Endocrine Abstracts

Purpose: Treatment with tyrosine kinase inhibitors (TKI) has been associated with alterations in circulating thyroid hormone levels, possibly related to perturbations in peripheral thyroid hormone metabolism. In this study, we evaluated the effect of the multi-kinase inhibitor vandetanib on the expression of the three deiodinase selenoenzymes.

Materials and Methods: Cell models that endogenously express either D1 (HepG2 and HEK-293), D2 (HeLa and KMH-2) or D3 (K1 and Cal-62), respectively, were treated with vandetanib 2 uM in time-course experiments. Deiodinase expression levels were assessed by RT-PCR. PDGFRA-EGFP mice were administered with 50 mg/kg vandetanib daily and sacrificed after 14 or 28 days. Fibro/ adipogenic progenitors (FAPs) were isolated by FACS sorting after muscle digestion. D2 deiodination assay was performed using liquid chromatography-tandem mass spectrometry (LC-MS/MS).

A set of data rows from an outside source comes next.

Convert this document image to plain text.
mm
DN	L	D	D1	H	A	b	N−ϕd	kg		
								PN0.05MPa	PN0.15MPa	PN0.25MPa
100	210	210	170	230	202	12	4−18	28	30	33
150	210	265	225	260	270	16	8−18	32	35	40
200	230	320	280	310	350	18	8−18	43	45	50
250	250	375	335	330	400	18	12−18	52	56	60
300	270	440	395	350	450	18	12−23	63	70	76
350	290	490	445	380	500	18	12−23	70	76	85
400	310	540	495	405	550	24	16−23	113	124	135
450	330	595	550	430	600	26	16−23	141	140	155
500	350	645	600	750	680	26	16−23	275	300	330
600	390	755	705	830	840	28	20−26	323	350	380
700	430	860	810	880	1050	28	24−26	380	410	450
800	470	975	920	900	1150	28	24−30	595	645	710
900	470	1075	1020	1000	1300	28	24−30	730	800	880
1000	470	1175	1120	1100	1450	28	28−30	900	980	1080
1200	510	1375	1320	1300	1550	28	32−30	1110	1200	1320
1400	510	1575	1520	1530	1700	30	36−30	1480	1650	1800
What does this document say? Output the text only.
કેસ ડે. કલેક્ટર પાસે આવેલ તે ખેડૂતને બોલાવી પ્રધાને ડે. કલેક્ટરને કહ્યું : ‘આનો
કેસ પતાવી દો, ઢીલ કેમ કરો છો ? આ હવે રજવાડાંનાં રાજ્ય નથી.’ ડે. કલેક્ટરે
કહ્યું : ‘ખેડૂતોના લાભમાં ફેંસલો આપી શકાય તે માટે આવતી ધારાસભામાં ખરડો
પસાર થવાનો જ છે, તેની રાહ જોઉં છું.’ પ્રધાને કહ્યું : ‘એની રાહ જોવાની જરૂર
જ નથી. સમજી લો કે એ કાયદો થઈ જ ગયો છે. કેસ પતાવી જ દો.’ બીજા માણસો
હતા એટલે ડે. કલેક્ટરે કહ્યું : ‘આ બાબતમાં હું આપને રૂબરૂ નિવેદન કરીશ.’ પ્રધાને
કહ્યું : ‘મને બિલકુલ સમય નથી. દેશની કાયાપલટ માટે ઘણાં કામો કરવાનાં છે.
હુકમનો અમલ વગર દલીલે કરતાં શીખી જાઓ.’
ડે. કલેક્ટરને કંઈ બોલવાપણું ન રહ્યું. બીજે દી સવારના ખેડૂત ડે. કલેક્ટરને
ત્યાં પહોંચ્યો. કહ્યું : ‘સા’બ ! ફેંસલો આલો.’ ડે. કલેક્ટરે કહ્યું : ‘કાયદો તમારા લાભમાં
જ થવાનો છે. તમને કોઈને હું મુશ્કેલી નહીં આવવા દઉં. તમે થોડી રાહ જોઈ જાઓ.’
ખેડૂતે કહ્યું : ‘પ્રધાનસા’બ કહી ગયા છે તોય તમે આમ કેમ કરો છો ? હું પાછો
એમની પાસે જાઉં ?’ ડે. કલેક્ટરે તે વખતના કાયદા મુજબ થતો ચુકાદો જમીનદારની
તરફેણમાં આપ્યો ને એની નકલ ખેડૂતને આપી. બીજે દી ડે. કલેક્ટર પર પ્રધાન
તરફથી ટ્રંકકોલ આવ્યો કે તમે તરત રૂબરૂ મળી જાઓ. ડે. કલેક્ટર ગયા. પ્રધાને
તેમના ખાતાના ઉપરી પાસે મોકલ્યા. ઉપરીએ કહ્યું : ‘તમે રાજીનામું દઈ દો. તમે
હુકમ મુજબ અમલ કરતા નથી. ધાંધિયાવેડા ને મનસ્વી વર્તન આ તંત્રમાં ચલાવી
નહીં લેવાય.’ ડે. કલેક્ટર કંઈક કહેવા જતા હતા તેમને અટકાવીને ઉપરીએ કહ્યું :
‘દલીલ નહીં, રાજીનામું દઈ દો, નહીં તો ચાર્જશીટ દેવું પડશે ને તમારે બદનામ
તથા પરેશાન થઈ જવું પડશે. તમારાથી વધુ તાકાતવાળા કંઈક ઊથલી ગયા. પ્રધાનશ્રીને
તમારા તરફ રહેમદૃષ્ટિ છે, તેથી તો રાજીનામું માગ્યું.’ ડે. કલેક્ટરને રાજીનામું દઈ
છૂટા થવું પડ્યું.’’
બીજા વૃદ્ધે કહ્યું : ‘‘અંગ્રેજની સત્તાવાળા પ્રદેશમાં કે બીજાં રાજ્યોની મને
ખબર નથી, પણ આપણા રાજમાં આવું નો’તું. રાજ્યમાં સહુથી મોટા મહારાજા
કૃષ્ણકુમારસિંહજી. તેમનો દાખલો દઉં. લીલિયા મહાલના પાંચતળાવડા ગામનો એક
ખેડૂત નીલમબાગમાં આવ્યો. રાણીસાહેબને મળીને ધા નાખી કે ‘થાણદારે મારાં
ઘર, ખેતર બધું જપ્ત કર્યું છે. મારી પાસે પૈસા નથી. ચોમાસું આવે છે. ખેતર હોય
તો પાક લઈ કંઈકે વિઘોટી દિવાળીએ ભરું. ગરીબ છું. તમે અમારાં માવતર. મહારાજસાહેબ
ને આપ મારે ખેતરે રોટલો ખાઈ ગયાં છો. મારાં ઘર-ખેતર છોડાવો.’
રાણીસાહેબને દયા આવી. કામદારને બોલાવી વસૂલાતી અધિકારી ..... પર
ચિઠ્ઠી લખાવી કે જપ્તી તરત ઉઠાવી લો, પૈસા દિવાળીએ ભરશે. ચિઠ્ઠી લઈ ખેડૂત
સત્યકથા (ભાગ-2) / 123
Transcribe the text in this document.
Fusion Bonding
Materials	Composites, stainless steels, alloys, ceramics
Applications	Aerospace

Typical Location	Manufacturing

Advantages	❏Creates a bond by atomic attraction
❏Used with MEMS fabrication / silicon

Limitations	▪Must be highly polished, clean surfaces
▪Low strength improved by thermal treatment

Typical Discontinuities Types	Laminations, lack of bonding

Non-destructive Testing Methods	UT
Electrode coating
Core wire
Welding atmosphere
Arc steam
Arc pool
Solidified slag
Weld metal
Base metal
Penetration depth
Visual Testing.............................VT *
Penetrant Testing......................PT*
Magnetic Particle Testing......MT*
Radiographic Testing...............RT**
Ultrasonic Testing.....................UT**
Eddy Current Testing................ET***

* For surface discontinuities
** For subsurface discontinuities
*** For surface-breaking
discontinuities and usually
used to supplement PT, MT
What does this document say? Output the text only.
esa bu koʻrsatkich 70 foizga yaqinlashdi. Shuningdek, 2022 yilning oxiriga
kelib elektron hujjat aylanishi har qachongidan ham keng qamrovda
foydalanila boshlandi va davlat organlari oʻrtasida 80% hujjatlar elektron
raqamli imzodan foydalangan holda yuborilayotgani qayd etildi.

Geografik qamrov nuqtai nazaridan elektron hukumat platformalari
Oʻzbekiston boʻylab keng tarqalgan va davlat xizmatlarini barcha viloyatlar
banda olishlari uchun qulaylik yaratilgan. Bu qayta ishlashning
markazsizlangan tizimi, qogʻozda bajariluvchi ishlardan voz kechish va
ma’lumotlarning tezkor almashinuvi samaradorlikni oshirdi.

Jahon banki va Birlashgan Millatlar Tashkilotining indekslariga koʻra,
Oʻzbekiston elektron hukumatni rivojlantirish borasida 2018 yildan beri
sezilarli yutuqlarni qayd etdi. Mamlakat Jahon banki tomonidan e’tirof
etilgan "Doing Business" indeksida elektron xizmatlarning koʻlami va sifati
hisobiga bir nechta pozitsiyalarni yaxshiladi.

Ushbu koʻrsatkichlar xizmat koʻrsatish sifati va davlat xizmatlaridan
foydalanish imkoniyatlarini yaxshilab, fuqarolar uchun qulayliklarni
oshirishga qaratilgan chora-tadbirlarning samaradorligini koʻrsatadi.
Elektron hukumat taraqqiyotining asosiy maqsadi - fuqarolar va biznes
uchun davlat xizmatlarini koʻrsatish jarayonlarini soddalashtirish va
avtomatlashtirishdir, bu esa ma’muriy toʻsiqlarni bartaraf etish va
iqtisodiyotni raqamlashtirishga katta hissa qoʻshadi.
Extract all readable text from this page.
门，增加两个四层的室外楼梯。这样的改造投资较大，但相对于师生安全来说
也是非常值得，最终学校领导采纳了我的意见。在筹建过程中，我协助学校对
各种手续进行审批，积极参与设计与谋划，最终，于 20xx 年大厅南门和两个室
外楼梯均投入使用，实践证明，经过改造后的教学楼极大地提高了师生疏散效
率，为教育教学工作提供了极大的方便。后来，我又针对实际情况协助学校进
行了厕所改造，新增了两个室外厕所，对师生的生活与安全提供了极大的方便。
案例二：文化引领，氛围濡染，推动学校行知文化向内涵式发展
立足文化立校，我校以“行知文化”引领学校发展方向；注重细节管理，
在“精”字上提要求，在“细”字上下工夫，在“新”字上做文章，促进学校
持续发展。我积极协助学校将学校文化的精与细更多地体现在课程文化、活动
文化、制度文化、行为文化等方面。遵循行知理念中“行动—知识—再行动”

Results: In vitro, vandetanib determined a strong cell-specific downregulation of Dio2 expression in KMH-2 cells, and no changes in deiodinase expression were found in other cell lines. The effect of vandetanib was then analyzed in mice in two tissues wherein D2 action is highly relevant, i.e. brown adipose tissue (BAT) and pituitary. 28 days after daily treatment with vandetanib, Dio2 mRNA levels in both BAT and pituitary were unchanged compared to controls. Therefore, we hypothesized that specific cell types dispersed in selected organs would play an important role in the vandetanib-mediated effects on TH metabolism. We found that FAPs (i.e. interstitial mesenchymal progenitors crucial for muscle regeneration process) from heart and skeletal muscle in mice express elevated levels of Dio2 and other genes relevant for TH metabolism. Strikingly, Dio2 expression in FAPs from both heart and skeletal muscle dramatically decreased after treatment for 14 days with vandetanib, and Dio2 inhibition persisted after 28 days of treatment. Importantly, liver expression of Dio1 and Dio3 in vandetanib-treated mice was unchanged compared to untreated controls, as well as markers of TH action such as Malic Enzyme and Spot14. We also measured D2 activity in skeletal muscle FAPs from vandetanib-treated mice compared to controls and found that the D2 activity in mice treated with vandetanib for 14 days was reduced of about 60% compared to controls.

Conclusion: Vandetanib determined a dramatic downregulation of D2 expression and activity in mesenchymal precursors from skeletal and heart muscle. Given the widespread diffusion of mesenchymal cells within the body, our results may explain at least partially the alterations in thyroid hormone levels that occur in TKI-treated patients.